Cop26: traguardo indispensabile. Non ci si può rassegnare
L’espressione più efficace l’ha coniata Antonio Guterres: «Lascio Roma con le mie speranze insoddisfatte, ma non ancora ridotte in cenere». Perché se la distanza fisica tra la capitale italiana e Glasgow è di appena due ore d’aereo, quella politica tra il G20 e la Cop26 è ben più ampia. Il summit delle venti principali economie del Pianeta è, appunto, una riunione fra Grandi.
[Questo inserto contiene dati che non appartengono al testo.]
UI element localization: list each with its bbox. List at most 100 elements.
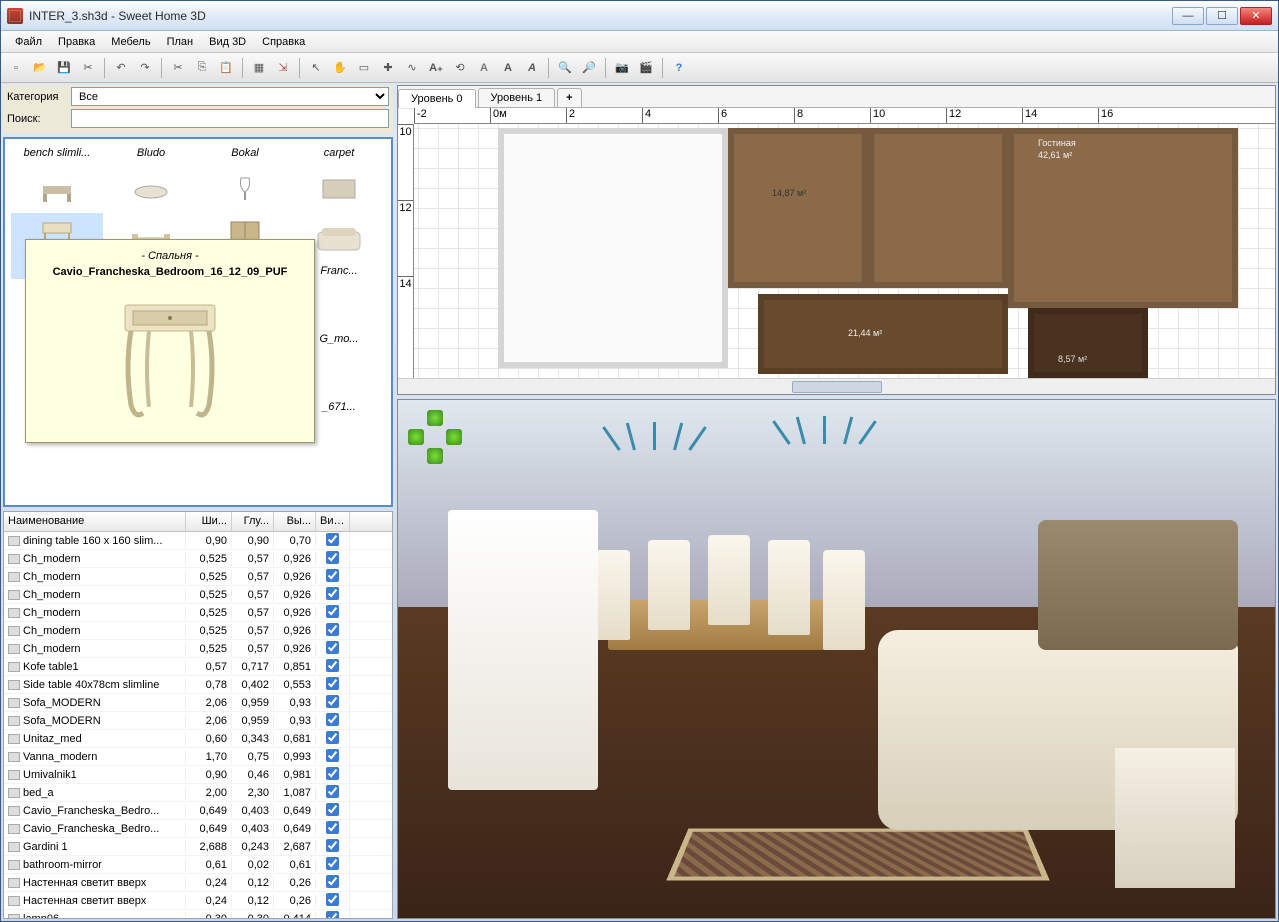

L’obiettivo di ciascuno è misurare le forze dell’altro, attento a centellinare le aperture per non dare all’avversario il minimo vantaggio. Con Usa e Cina ai ferri corri, questo potrebbe spiegare la 'cautela' relativa al clima nella bozza conclusiva.
Nel testo, c’è il magic number di 1,5 gradi, ovvero la determinazione a mantenere la temperatura globale entro la soglia di equilibrio individuata dagli scienziati. Più vistosi, però, sono gli impegni mancanti: dallo stop al carbone fino al termine del 2050 per azzerare le emissioni nette.
Comprensibile, dunque, la delusione degli attivisti e degli esperti, anche perché i venti Grandi producono l’80% dei gas serra e senza la loro collaborazione, dunque, la transizione ecologica è destinata a restare un’utopia. Qualcuno, fuori dai cancelli dello Scottish Event Campus, ironizzava sulla caduta dell’enorme manifesto di benvenuto 'Together for our Planet', 'Insieme per il Pianeta', a poche ore dall’inaugurazione.
Il negoziato si prospetta oggettivamente difficile. E le premesse non sono delle migliori. È, tuttavia, ancora presto per gettare la spugna. Alla 26esima Conferenza delle parti della Convenzione quadro Onu sul cambiamento climatico partecipano 196 Paesi più l’Unione Europea.
I Piccoli – in senso geopolitico – in questo con- testo non sono marginali. Lo hanno dimostrato alla Cop21 di Parigi: senza di loro, l’omonimo accordo – spartiacque nella diplomazia ambientale – non sarebbe mai stato raggiunto. Africa, America Latina, Sud-Est asiatico e isole del Pacifico hanno dei margini di manovra. E sono determinati a utilizzarli, dato che il maggior peso dell’aumento delle temperature grava sulle loro fragili spalle. «Esistiamo ora. Vogliamo esistere anche fra 100 anni», ha tuonato un’appassionata Mia Amor Mottley, premier delle Barbados, nell’appello rivolto ai colleghi in apertura dei lavori. Stavolta, inoltre, possono contare su un alleato di cui non disponevano sei anni fa: l’opinione pubblica mondiale, giovani in primis. A lungo prigioniero nella torre d’avorio dell’accademia e di pochi ben informati, il clima è entrato di forza nel dibattito pubblico. Merito indubbiamente degli scioperi climatici degli adolescenti. Ma anche della Laudato si’ di papa Francesco, pubblicata alla vigilia della Cop21 e fondamentale nel legare indissolubilmente crisi sociale e crisi ambientale. Il concetto di «ecologia integrale» – che racchiude il grido della terra e quello dei poveri – è stato determinante nel superare le varie ideologie 'verdi' e far nascere, dentro e fuori la Chiesa, un ampio movimento di cura della casa comune.
La frase «i nostri figli non ci perdoneranno se falliamo» di Boris Johnson, al di là della provocazione, raccoglie un fondo di verità. L’aggettivo 'nostri' non è secondario. I ragazzi del Nord del mondo sono agguerriti tanto quanto i coetanei dell’emisfero Sud. E stanno trascinando molti adulti. Un’opinione pubblica a cui i leader riuniti a Glasgow devono rendere conto. Le precedenti considerazioni non fanno la sfida meno ardua. Aumentano, però, le possibilità di un risultato quantomeno accettabile. Magari le probabilità non sono sei su dieci, come ha affermato il premier britannico. I giochi però sono aperti. La sfida è quantomai ambiziosa. Si tratta, come sottolineava la settimana scorsa The Economist, di creare una nuova economia mondiale, in cui la produzione sia svincolata dall’energia fossile. E ciò richiede una nuova politica internazionale, capace di tessere alleanze per la sopravvivenza comune. Lo scenario scelto è di buon auspicio. A Glasgow, James Watt inventò la macchina a vapore, inaugurando la rivoluzione energetica e il nostro attuale modello di produzione. Nella città scozzese, la Cop potrebbe ora aprire la strada a una nuova rivoluzione che renda il sistema compatibile con l’esistenza dell’umanità, presente e futura.